In 1698, the cemetery surrounding the church was moved to enlarge the Place Saint-Sauveur; the place left free on the street of the Chain (current Pasteur Street) and the rue Saint-Sauveur is then invaded by houses that come to lean on the church. When the Place Saint-Sauveur was redeveloped in depth in the second half of the 18th century, the 15th century facade was destroyed and a new classical style portal was built a little further west. The floor area of the church is 754 m².

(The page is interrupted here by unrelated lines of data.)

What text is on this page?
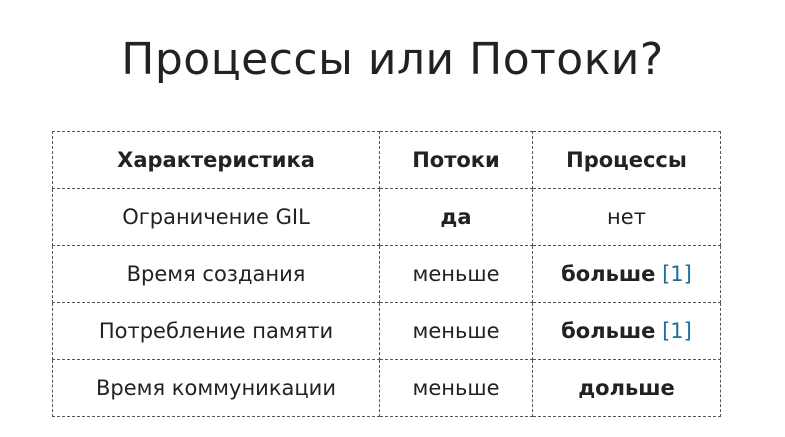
Процессы или Потоки?
Характеристика	Потоки	Процессы
Ограничение GIL	да	нет
Время создания	меньше	больше [1]
Потребление памяти	меньше	больше [1]
Время коммуникации	меньше	дольше
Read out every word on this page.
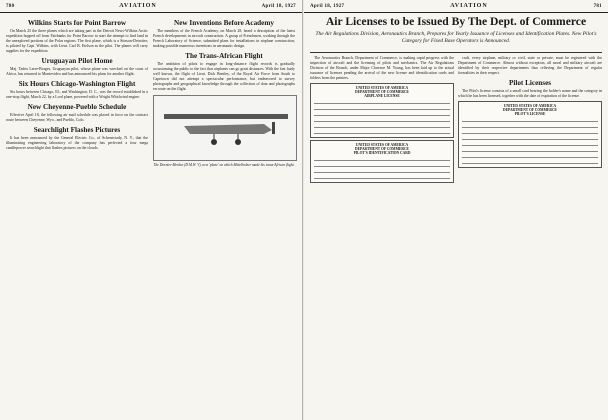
780	AVIATION	April 18, 1927
Wilkins Starts for Point Barrow

On March 25 the three planes which are taking part in the Detroit News-Wilkins Arctic expedition hopped off from Fairbanks for Point Barrow to start the attempt to find land in the unexplored portions of the Polar regions. The first plane, which is a Stinson-Detroiter, is piloted by Capt. Wilkins, with Lieut. Carl B. Eielson as the pilot. The planes will carry supplies for the expedition.

Uruguayan Pilot Home

Maj. Tadeo Larre-Borges, Uruguayan pilot, whose plane was wrecked on the coast of Africa, has returned to Montevideo and has announced his plans for another flight.

Six Hours Chicago-Washington Flight

Six hours between Chicago, Ill., and Washington, D. C., was the record established in a one-stop flight, March 22, by a Lord plane, powered with a Wright Whirlwind engine.

New Cheyenne-Pueblo Schedule

Effective April 18, the following air mail schedule was placed in force on the contract route between Cheyenne, Wyo., and Pueblo, Colo.

Searchlight Flashes Pictures

It has been announced by the General Electric Co., of Schenectady, N. Y., that the illuminating engineering laboratory of the company has perfected a four mega candlepower searchlight that flashes pictures on the clouds.

New Inventions Before Academy

The members of the French Academy, on March 28, heard a description of the latest French developments in aircraft construction. A group of Frenchmen, working through the French Laboratory of Science, submitted plans for installations in airplane construction, making possible numerous inventions in aeronautic design.

The Trans-African Flight

The ambition of pilots to engage in long-distance flight records is gradually accustoming the public to the fact that airplanes can go great distances. With the fast fairly well known, the flight of Lieut. Dick Bentley, of the Royal Air Force from South to Capetown did not attempt a spectacular performance, but endeavored to survey photographs and geographical knowledge through the collection of data and photographs en route on the flight.

The Dornier-Merkur (D.M.W. V), new 'plane' on which Mittelholzer made his trans-African flight.
April 18, 1927	AVIATION	781
Air Licenses to be Issued By The Dept. of Commerce
The Air Regulations Division, Aeronautics Branch, Prepares for Yearly Issuance of Licenses and Identification Plates. New Pilot's Category for Fixed Base Operators is Announced.

The Aeronautics Branch, Department of Commerce, is making rapid progress with the inspection of aircraft and the licensing of pilots and mechanics. The Air Regulations Division of the Branch, under Major Clarence M. Young, has been laid up to the actual issuance of licenses pending the arrival of the new license and identification cards and folders from the printers.

UNITED STATES OF AMERICA
DEPARTMENT OF COMMERCE
AIRPLANE LICENSE
UNITED STATES OF AMERICA
DEPARTMENT OF COMMERCE
PILOT'S IDENTIFICATION CARD

craft, every airplane, military or civil, state or private, must be registered with the Department of Commerce. Almost without exception, all naval and military aircraft are identified by their respective departments thus relieving the Department of regular formalities in their respect.

Pilot Licenses

The Pilot's license consists of a small card bearing the holder's name and the category in which he has been licensed, together with the date of expiration of the license.

UNITED STATES OF AMERICA
DEPARTMENT OF COMMERCE
PILOT'S LICENSE
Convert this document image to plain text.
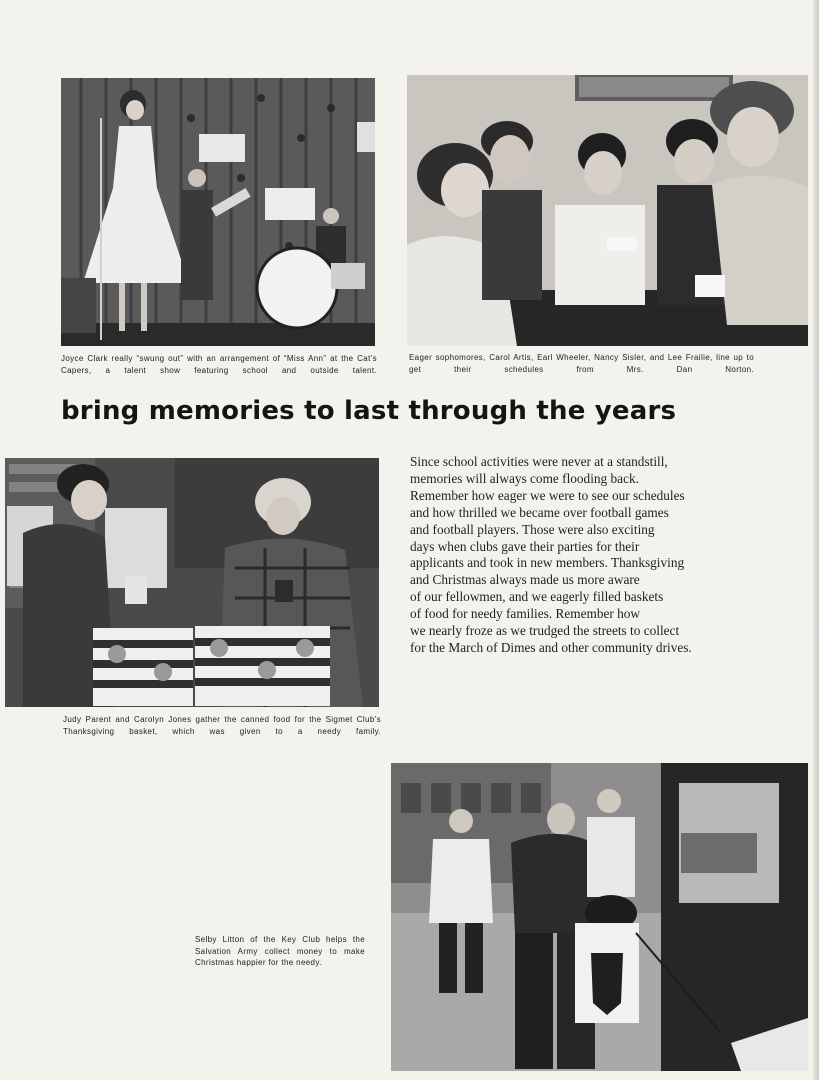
Joyce Clark really “swung out” with an arrangement of “Miss Ann” at the Cat’s Capers, a talent show featuring school and outside talent.
Eager sophomores, Carol Artis, Earl Wheeler, Nancy Sisler, and Lee Frailie, line up to get their schedules from Mrs. Dan Norton.
bring memories to last through the years
Judy Parent and Carolyn Jones gather the canned food for the Sigmet Club’s Thanksgiving basket, which was given to a needy family.
Since school activities were never at a standstill,
memories will always come flooding back.
Remember how eager we were to see our schedules
and how thrilled we became over football games
and football players. Those were also exciting
days when clubs gave their parties for their
applicants and took in new members. Thanksgiving
and Christmas always made us more aware
of our fellowmen, and we eagerly filled baskets
of food for needy families. Remember how
we nearly froze as we trudged the streets to collect
for the March of Dimes and other community drives.
Selby Litton of the Key Club helps the Salvation Army collect money to make Christmas happier for the needy.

The parish was part of the deanery of Caen, in the diocese of Bayeux. In February 1791 the negotiations begin between the municipality and the Directory to reorganize the parishes of Caen. It was planned to close the Saint-Sauveur church and transfer its title to the Cordeliers church. The royal ordinance of 12 July 1791 effectively closed the church, but its title was ceded to Notre-Dame de Froide-Rue, which then took the name of Saint-Sauveur. In the 19th century, the old church, now called the Old Saint-Sauveur, was transformed into a grain market, then a butter market. On 9 August 1837, the city council decided that the spire built in the sixteenth century had to be demolished because of its dilapidated state, despite protests from Caen's inhabitants at the time. During the Battle for Caen in 1944, it was significantly damaged. The destruction of the Palace of Faculties helped to clear the view of the surroundings of the church, a public garden having been built in its location.

Since the end of the 1980s, it has been the subject of numerous restorations (flying buttresses, choir and lately, cross of the transept). Frescos dating from the second half of the 16th century have been unearthed on the vault.